Research Review
Review the study design first by reading the Evaluation Design. It explains the methodology, task set, rubric, scoring protocol, and limitations.
Core Path
| Step | Title | Purpose |
|---|---|---|
| 0 | Setup | Clone the repo, install dependencies, configure .env, and verify the local commands. |
| 1 | Project Overview | Understand the research question, data design, deliverables, and guardrails. |
| 2 | Evaluation Design | Review the task set, rubric, scoring protocol, and methodology behind the study. |
| 3 | Work Area 1: Conversation Runner | Implement run_conversations.py so the harness can build and save scripted transcripts. |
| 4 | Work Area 2: Judge Scorer | Implement run_judge.py so an LLM judge can score saved transcripts. |
| 5 | Work Area 3: Analysis | Implement analyze.py so human and judge scores become useful tables. |
| 6 | Research Workflow and Follow-Up | Run the study in the right order, write findings, and choose optional extensions. |
What You Will Build
This project turns a scaffolded repo into a working evaluation harness for AI proof tutoring.
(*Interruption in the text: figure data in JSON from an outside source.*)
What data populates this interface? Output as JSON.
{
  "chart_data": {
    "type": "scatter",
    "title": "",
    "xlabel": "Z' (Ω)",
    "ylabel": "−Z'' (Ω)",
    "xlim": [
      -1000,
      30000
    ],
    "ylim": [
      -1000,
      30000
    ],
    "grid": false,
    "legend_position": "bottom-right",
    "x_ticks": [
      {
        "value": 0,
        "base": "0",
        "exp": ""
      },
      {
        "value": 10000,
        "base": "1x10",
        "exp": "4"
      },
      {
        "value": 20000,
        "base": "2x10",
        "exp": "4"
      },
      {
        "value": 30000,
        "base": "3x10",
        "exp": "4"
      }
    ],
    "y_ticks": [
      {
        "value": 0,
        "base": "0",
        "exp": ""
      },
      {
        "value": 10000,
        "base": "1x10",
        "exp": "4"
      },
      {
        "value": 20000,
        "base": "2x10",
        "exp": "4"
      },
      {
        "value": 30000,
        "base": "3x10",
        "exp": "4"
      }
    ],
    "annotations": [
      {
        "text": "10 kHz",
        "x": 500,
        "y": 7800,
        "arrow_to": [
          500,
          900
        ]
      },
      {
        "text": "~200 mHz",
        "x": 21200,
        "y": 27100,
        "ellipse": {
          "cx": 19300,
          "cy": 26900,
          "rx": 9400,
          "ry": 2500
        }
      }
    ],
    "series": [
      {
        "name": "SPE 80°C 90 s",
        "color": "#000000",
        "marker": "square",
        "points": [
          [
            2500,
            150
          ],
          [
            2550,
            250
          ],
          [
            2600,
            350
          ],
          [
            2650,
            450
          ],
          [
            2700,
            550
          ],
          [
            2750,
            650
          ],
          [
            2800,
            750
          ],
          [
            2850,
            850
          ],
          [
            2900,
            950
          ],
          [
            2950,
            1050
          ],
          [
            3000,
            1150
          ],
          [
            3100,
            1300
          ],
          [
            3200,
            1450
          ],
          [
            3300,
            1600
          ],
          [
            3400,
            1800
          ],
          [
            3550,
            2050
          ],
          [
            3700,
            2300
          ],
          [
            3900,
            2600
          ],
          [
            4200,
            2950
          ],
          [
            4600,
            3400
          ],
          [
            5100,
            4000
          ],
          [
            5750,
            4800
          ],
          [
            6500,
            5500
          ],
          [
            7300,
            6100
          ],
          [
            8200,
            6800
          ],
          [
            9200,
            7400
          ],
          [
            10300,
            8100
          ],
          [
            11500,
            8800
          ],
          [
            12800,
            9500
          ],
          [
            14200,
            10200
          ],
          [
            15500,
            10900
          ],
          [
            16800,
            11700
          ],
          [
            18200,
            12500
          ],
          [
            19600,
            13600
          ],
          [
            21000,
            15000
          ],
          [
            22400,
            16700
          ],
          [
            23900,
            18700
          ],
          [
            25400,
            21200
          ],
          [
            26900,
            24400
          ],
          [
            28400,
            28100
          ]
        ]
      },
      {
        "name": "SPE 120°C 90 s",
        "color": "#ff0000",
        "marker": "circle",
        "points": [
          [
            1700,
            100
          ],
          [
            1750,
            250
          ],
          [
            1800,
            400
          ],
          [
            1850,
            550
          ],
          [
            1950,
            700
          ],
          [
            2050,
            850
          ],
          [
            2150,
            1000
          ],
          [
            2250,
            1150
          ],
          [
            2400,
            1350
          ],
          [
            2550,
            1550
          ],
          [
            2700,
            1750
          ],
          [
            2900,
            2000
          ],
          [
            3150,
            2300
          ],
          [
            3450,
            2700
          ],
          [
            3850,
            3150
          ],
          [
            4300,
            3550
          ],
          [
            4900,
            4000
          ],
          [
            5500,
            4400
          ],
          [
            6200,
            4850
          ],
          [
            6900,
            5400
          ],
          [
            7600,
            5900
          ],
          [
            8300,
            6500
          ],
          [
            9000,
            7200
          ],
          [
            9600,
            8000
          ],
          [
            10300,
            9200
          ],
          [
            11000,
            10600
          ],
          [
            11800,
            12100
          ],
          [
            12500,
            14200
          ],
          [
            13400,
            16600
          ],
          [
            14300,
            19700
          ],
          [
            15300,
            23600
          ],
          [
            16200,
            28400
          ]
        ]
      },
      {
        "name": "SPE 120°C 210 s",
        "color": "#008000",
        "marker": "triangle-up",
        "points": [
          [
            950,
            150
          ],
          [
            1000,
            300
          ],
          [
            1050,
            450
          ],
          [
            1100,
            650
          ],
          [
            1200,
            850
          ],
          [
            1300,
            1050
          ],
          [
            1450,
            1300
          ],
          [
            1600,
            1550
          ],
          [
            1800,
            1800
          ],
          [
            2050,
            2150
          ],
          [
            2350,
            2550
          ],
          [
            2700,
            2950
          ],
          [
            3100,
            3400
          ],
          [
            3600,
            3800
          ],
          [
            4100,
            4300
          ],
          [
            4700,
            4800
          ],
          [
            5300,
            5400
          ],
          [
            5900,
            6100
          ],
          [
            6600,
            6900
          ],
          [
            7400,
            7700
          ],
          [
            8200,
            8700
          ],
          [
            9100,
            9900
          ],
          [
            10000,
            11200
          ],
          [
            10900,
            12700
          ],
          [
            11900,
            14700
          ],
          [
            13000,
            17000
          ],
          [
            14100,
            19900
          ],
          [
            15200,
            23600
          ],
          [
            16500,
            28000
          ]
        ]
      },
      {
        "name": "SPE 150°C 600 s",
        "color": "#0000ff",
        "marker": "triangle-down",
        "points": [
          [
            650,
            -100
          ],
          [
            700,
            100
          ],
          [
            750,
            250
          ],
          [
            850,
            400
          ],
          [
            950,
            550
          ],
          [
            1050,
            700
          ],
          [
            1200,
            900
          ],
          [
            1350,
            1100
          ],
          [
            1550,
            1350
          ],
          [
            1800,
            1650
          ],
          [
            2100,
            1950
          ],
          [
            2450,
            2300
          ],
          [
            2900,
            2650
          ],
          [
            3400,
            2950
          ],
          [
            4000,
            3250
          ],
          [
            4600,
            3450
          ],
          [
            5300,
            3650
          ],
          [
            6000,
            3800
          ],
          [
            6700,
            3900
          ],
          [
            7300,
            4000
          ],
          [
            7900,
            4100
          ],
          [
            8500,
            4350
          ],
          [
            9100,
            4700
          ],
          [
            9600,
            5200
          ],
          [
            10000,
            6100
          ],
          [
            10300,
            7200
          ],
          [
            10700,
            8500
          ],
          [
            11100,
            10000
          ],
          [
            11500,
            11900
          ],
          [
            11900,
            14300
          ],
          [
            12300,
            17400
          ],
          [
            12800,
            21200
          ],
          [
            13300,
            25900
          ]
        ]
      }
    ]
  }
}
You will build the pieces needed to collect model-student transcripts, score those transcripts with both human and automated judgment, and analyze where models help or fail as proof-writing tutors.
The work has three implementation areas:
- Conversation collection: build the runner that loads the proof tasks, simulates three-turn student conversations, supports dry-run and stub testing, calls real models only when ready, and saves transcripts in JSON and Markdown.
- Automated judging: build the scorer that reads transcripts, combines them with the rubric and private reference notes, asks an LLM judge for structured scores, and writes judge results to CSV.
- Analysis: build the report generator that compares human and judge scores, summarizes performance by model/task/rubric dimension, and produces Markdown tables for the final findings writeup.
Plan on roughly 12-20 hours for the implementation and first study pass, depending on debugging time and API setup. A reasonable breakdown is 1 hour for setup and reading, 4-7 hours for the conversation runner, 3-5 hours for the judge scorer, 2-4 hours for analysis, and 2-3 hours to run the study workflow and start the findings writeup. If you run and hand-score all six configured models, reserve additional time for human scoring because the full suite produces 60 transcripts.
The project should be completed in order. First make the dry-run and stub paths work without API calls. Then add real model calls, collect transcripts, score them manually, run the LLM judge, and use the analysis output to write findings.